Posted on setembro 11, 2015

NITZAVIM

POR QUE JUDAÍSMO?

Uma parceria da Sinagoga Edmond J. Safra – Ipanema com o escritório do Rabino Jonathan Sacks (The Office of Rabbi Sacks)

A parashá desta semana levanta uma questão que vai ao âmago do judaísmo, mas que não foi questionada por muitos séculos até que foi levantada por um grande estudioso espanhol do século XV, o Rabino Isaac Arama. Moisés está quase no fim de sua vida. O povo está prestes a atravessar o Jordão e entrar na Terra Prometida. Moisés sabe que deve fazer mais uma coisa antes de morrer. Ele deve renovar a aliança entre o povo e D-s.

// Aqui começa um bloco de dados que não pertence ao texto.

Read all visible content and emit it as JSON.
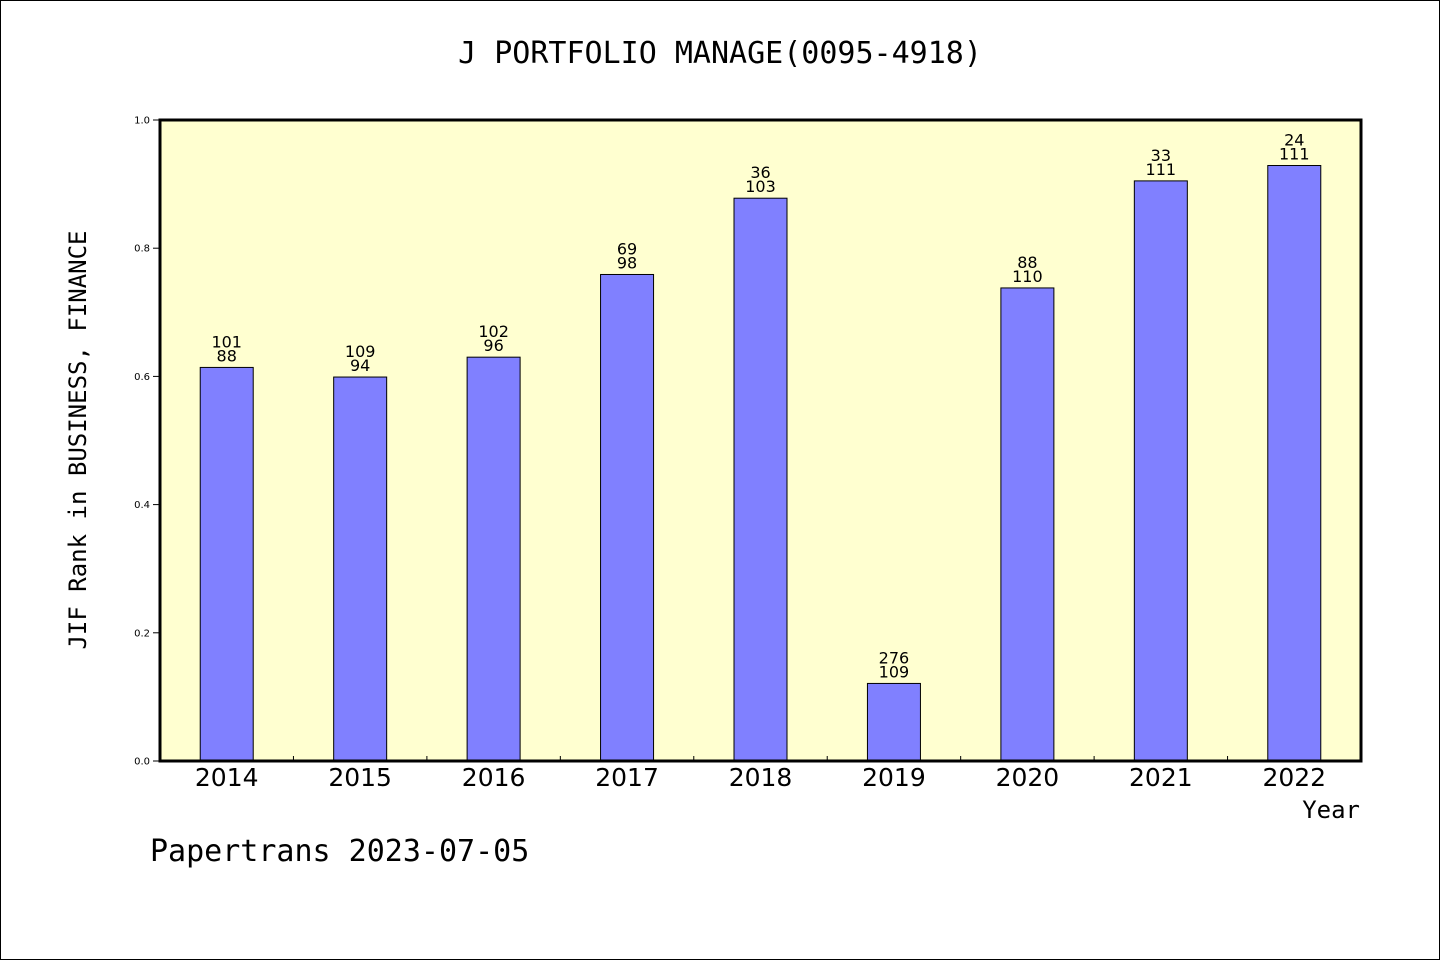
{
  "chart_data": {
    "type": "bar",
    "title": "J PORTFOLIO MANAGE(0095-4918)",
    "xlabel": "Year",
    "ylabel": "JIF Rank in BUSINESS, FINANCE",
    "ylim": [
      0,
      1.0
    ],
    "yticks": [
      "0.0",
      "0.2",
      "0.4",
      "0.6",
      "0.8",
      "1.0"
    ],
    "grid": false,
    "categories": [
      "2014",
      "2015",
      "2016",
      "2017",
      "2018",
      "2019",
      "2020",
      "2021",
      "2022"
    ],
    "values": [
      0.614,
      0.599,
      0.63,
      0.759,
      0.878,
      0.121,
      0.738,
      0.905,
      0.929
    ],
    "labels_top": [
      "101",
      "109",
      "102",
      "69",
      "36",
      "276",
      "88",
      "33",
      "24"
    ],
    "labels_bottom": [
      "88",
      "94",
      "96",
      "98",
      "103",
      "109",
      "110",
      "111",
      "111"
    ],
    "colors": {
      "bar": "#8080ff",
      "plot_bg": "#ffffd0",
      "axis": "#000000"
    }
  },
  "footer": "Papertrans 2023-07-05"
}
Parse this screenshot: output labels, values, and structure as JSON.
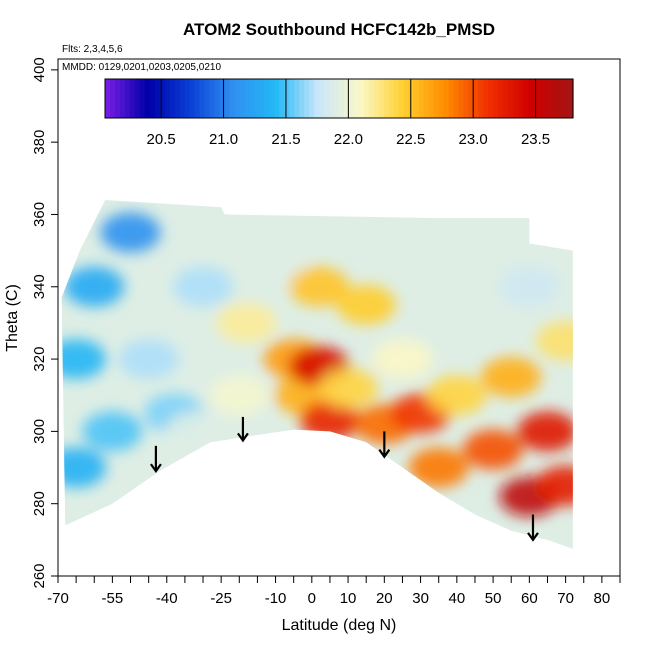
{
  "chart_data": {
    "type": "heatmap",
    "title": "ATOM2 Southbound HCFC142b_PMSD",
    "flights_note": "Flts: 2,3,4,5,6",
    "dates_note": "MMDD: 0129,0201,0203,0205,0210",
    "xlabel": "Latitude (deg N)",
    "ylabel": "Theta (C)",
    "xlim": [
      -70,
      85
    ],
    "ylim": [
      260,
      403
    ],
    "x_ticks": [
      -70,
      -55,
      -40,
      -25,
      -10,
      0,
      10,
      20,
      30,
      40,
      50,
      60,
      70,
      80
    ],
    "x_minor_ticks": [
      -65,
      -60,
      -50,
      -45,
      -35,
      -30,
      -20,
      -15,
      -5,
      5,
      15,
      25,
      35,
      45,
      55,
      65,
      75,
      85
    ],
    "y_ticks": [
      260,
      280,
      300,
      320,
      340,
      360,
      380,
      400
    ],
    "colorbar": {
      "range": [
        20.05,
        23.8
      ],
      "tick_values": [
        20.5,
        21.0,
        21.5,
        22.0,
        22.5,
        23.0,
        23.5
      ],
      "tick_labels": [
        "20.5",
        "21.0",
        "21.5",
        "22.0",
        "22.5",
        "23.0",
        "23.5"
      ],
      "divisions": [
        20.5,
        21.0,
        21.5,
        22.0,
        22.5,
        23.0,
        23.5
      ],
      "colors": [
        "#7b1fe6",
        "#0000a8",
        "#0a3fd6",
        "#2f8ff0",
        "#22b8f5",
        "#c8e6fa",
        "#fbf8c8",
        "#ffd030",
        "#ff8c00",
        "#f03000",
        "#d00000",
        "#a31515"
      ]
    },
    "surface_bottom": [
      [
        -68,
        274
      ],
      [
        -55,
        280
      ],
      [
        -42,
        289
      ],
      [
        -28,
        297
      ],
      [
        -15,
        299
      ],
      [
        -5,
        300.5
      ],
      [
        5,
        300
      ],
      [
        15,
        297
      ],
      [
        25,
        290
      ],
      [
        35,
        283
      ],
      [
        45,
        277
      ],
      [
        55,
        272.5
      ],
      [
        65,
        270
      ],
      [
        72,
        267.5
      ]
    ],
    "domain_top": [
      [
        -69,
        337
      ],
      [
        -64,
        350
      ],
      [
        -58,
        362
      ],
      [
        -57,
        364
      ],
      [
        -25,
        362
      ],
      [
        -24,
        360
      ],
      [
        35,
        359
      ],
      [
        60,
        359
      ],
      [
        60,
        352
      ],
      [
        72,
        350
      ]
    ],
    "value_field": [
      {
        "lat": -65,
        "theta": 290,
        "value": 21.35
      },
      {
        "lat": -65,
        "theta": 320,
        "value": 21.4
      },
      {
        "lat": -60,
        "theta": 340,
        "value": 21.3
      },
      {
        "lat": -55,
        "theta": 300,
        "value": 21.5
      },
      {
        "lat": -50,
        "theta": 355,
        "value": 21.1
      },
      {
        "lat": -45,
        "theta": 320,
        "value": 21.7
      },
      {
        "lat": -38,
        "theta": 305,
        "value": 21.6
      },
      {
        "lat": -32,
        "theta": 300,
        "value": 21.9
      },
      {
        "lat": -30,
        "theta": 340,
        "value": 21.7
      },
      {
        "lat": -20,
        "theta": 310,
        "value": 22.05
      },
      {
        "lat": -18,
        "theta": 330,
        "value": 22.2
      },
      {
        "lat": -10,
        "theta": 345,
        "value": 21.9
      },
      {
        "lat": -5,
        "theta": 320,
        "value": 22.7
      },
      {
        "lat": -2,
        "theta": 310,
        "value": 22.6
      },
      {
        "lat": 2,
        "theta": 340,
        "value": 22.5
      },
      {
        "lat": 2,
        "theta": 318,
        "value": 23.4
      },
      {
        "lat": 5,
        "theta": 303,
        "value": 23.2
      },
      {
        "lat": 10,
        "theta": 312,
        "value": 22.4
      },
      {
        "lat": 15,
        "theta": 335,
        "value": 22.45
      },
      {
        "lat": 20,
        "theta": 302,
        "value": 22.9
      },
      {
        "lat": 25,
        "theta": 320,
        "value": 22.1
      },
      {
        "lat": 30,
        "theta": 305,
        "value": 23.1
      },
      {
        "lat": 35,
        "theta": 290,
        "value": 22.85
      },
      {
        "lat": 40,
        "theta": 310,
        "value": 22.4
      },
      {
        "lat": 45,
        "theta": 330,
        "value": 21.9
      },
      {
        "lat": 50,
        "theta": 295,
        "value": 23.0
      },
      {
        "lat": 55,
        "theta": 315,
        "value": 22.6
      },
      {
        "lat": 60,
        "theta": 282,
        "value": 23.6
      },
      {
        "lat": 60,
        "theta": 340,
        "value": 21.8
      },
      {
        "lat": 65,
        "theta": 300,
        "value": 23.3
      },
      {
        "lat": 70,
        "theta": 325,
        "value": 22.3
      },
      {
        "lat": 70,
        "theta": 285,
        "value": 23.25
      }
    ],
    "arrows": [
      {
        "lat": -43,
        "theta_top": 296,
        "theta_tip": 289
      },
      {
        "lat": -19,
        "theta_top": 304,
        "theta_tip": 297.5
      },
      {
        "lat": 20,
        "theta_top": 300,
        "theta_tip": 293
      },
      {
        "lat": 61,
        "theta_top": 277,
        "theta_tip": 270
      }
    ]
  }
}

O compromisso havia sido feito quase 40 anos atrás pelos seus antepassados, quando estavam no Monte Sinai e disseram: “Faremos e obedeceremos a tudo o que D-s declarou” (Ex. 24:7). Mas agora Moisés precisava garantir que a próxima geração e todas as gerações futuras ficassem vinculadas por esse compromisso. Ele não queria que alguém fosse capaz de dizer: “D-s fez um pacto com os meus antepassados, mas não comigo. Eu não dei o meu consentimento. Eu não estava lá. Eu não estou comprometido”. Por isso Moisés disse:

Não é só com você que eu estou fazendo este juramento, mas com quem está aqui de pé conosco hoje perante o Senhor nosso D-s, e com quem não está aqui conosco hoje. (Deut. 29:13-14).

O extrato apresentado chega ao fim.